In Aneyoshi, village leader Tamishige Kimura praises his forefathers for putting a stone marker in place and obviating the need to rebuild. “They knew the horrors of tsunamis, so they erected that stone to warn us,” he told the New York Times in 2011. Kimura describes its warning as “a rule from our ancestors, which no one in Aneyoshi dares break.”

This particular stone in Aneyoshi dates back to the 1930s. After the village was devastated by the 1896 tsunami it was rebuilt in the same place. But when another tsunami struck in 1933 the village was moved uphill. A tsunami stone was put in place after that disaster and is credited with saving the town in 1960 and again in 2011.

Instead of erecting our own common-sense versions of Tsunami stones in Louisiana and California, we have created taxpayers-subsidized insurance pools to encourage bad behavior.



Few things are more perverse that flood insurance in Louisiana, where flood is so common that FEMA (your tax dollars at work!) underwrites and backstops flood insurance sold and marketed by private companies like State Farm.

These private companies not only sell taxpayer-underwritten federal flood insurance for water, they also sell private corporate-backed insurance for wind damage, using the same private sales force, inspectors, and auditors out in the field.

And the result?
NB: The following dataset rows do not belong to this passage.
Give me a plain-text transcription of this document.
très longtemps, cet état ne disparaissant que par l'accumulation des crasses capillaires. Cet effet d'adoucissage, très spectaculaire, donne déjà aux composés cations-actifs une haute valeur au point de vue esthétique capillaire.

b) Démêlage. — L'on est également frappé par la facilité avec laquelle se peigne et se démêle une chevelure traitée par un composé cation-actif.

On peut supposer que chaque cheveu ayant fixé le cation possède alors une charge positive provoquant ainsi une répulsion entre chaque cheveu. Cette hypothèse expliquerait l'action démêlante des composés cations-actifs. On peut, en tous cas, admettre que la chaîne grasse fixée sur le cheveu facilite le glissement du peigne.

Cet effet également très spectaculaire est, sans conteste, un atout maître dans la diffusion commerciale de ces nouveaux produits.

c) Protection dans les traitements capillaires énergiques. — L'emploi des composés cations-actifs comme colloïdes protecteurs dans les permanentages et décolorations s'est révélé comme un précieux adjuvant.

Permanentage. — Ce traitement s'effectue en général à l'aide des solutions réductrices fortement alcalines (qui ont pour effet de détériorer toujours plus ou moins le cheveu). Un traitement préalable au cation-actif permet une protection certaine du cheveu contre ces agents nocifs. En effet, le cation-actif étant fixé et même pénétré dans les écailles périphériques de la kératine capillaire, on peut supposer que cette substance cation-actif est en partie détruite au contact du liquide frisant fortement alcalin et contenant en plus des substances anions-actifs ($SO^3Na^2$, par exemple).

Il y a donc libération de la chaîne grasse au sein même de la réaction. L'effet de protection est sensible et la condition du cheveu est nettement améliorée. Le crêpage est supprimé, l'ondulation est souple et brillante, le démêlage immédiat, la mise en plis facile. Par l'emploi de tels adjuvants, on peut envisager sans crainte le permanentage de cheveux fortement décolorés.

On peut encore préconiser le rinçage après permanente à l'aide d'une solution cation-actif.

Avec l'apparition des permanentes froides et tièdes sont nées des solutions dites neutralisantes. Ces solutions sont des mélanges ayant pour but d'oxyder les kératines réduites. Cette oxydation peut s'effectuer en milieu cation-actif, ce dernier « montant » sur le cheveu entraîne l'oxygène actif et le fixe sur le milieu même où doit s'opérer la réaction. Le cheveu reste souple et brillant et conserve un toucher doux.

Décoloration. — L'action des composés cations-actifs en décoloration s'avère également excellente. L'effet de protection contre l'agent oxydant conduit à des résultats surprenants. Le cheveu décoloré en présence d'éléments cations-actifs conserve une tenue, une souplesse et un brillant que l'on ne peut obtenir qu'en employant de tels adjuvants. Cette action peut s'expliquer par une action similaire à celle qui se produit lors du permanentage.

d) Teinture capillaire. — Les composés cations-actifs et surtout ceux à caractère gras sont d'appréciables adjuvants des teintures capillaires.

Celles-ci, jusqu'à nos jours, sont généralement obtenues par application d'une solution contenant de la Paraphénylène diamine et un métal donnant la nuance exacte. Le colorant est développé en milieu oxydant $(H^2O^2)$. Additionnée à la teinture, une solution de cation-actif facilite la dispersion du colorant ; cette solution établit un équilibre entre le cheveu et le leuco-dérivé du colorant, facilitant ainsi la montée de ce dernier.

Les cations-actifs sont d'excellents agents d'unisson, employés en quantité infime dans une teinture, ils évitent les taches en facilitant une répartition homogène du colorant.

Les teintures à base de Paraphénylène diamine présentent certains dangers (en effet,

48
When a massive storm comes along, like Hurricane Katrina, wind-damaged buildings that are 20 or 30 miles inland from the storm surge are said by company-paid inspectors and auditors to be "flood damaged".

That simple false claim, which is never "ground truthed," shifts massive costs from the corporate bottom line to government (taxpayer) ledgers.

This is a multi-billion dollar pickpocket
abetted by a poorly managed FEMA bureaucracy and thousands of lawyer-lobbyists who grease the wheels in Baton Rouge and in Washington, D.C. This is privatizing profits and communizing costs in order to make a few thousand lawyers and lobbyists fabulously rich.

The Tsunami stones? They are free, and they save lives and money. But they also require a culture that puts at least some small value on collective cohesion for the common good, rather than the free-style, go-wild, cowboy corporate capitalism that American embrace over self-restraint and common sense.  

2 comments:

Peter Apps said...

That cycle of rain and drought in California is remarkably similar to the flood cycles here in northern Botswana, and the response of the people is exactly the same; they build houses and roads on floodplains during the dry cycles, and let water distribution utilities deteriorate during the wet ones. And just as in Louisiana they get bailed out by the Government time after time.

Rick said...

Like you say in your last paragraph, Tsunami stones are useful in a culture that values the lessons of its past. Not so much in present day America.